Protein-coding gene in the species Homo sapiens

WD repeat domain phosphoinositide-interacting protein 2 is a protein that in humans is encoded by the WIPI2 gene.

== Function ==

WD40 repeat proteins are key components of many essential biologic functions. They regulate the assembly of multiprotein complexes by presenting a beta-propeller platform for simultaneous and reversible protein-protein interactions. Members of the WIPI subfamily of WD40 repeat proteins, such as WIPI2, have a 7-bladed propeller structure and contain a conserved motif for interaction with phospholipids.

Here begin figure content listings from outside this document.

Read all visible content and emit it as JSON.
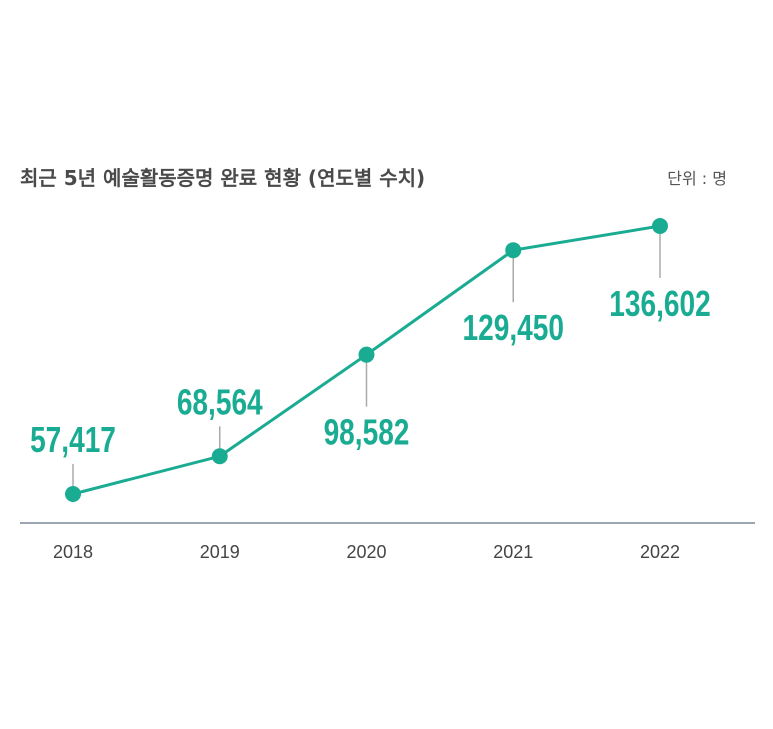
{
  "chart_data": {
    "type": "line",
    "title": "최근 5년 예술활동증명 완료 현황 (연도별 수치)",
    "unit_label": "단위 : 명",
    "categories": [
      "2018",
      "2019",
      "2020",
      "2021",
      "2022"
    ],
    "values": [
      57417,
      68564,
      98582,
      129450,
      136602
    ],
    "value_labels": [
      "57,417",
      "68,564",
      "98,582",
      "129,450",
      "136,602"
    ],
    "label_placement": [
      "above",
      "above",
      "below",
      "below",
      "below"
    ],
    "ylim": [
      50000,
      140000
    ],
    "grid": false,
    "legend": "none",
    "colors": {
      "line": "#1aab93",
      "axis": "#7a8896",
      "leader": "#aaaaaa"
    }
  }
}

WIPI2 is the mammalian homolog of Atg18, not Atg21, along with the closely related protein, WIPI1. WIPI2 mRNA is readily detectable in several commonly used laboratory cell lines (HEK293A, HeLa, A431) and several cancer cell lines, while WIPI1 expression is limited to cancer cells (but is also detected in many human tissues).

The Atg proteins regulate autophagy, which is a lysosomal degradation pathway required for maintaining cell health, surviving periods of nutrient deprivation and also plays a role in cancer, neurodegeneration and immune responses to a diverse range of pathogens. WIPI2 is recruited early to the forming autophagosome, along with DFCP-1, ULK-1 and Atg16, where it positively regulates the lipidation of Atg8 (LC3). This is not true for WIPI1. It was shown the WIPI2 players an important role in lysosomes regulation.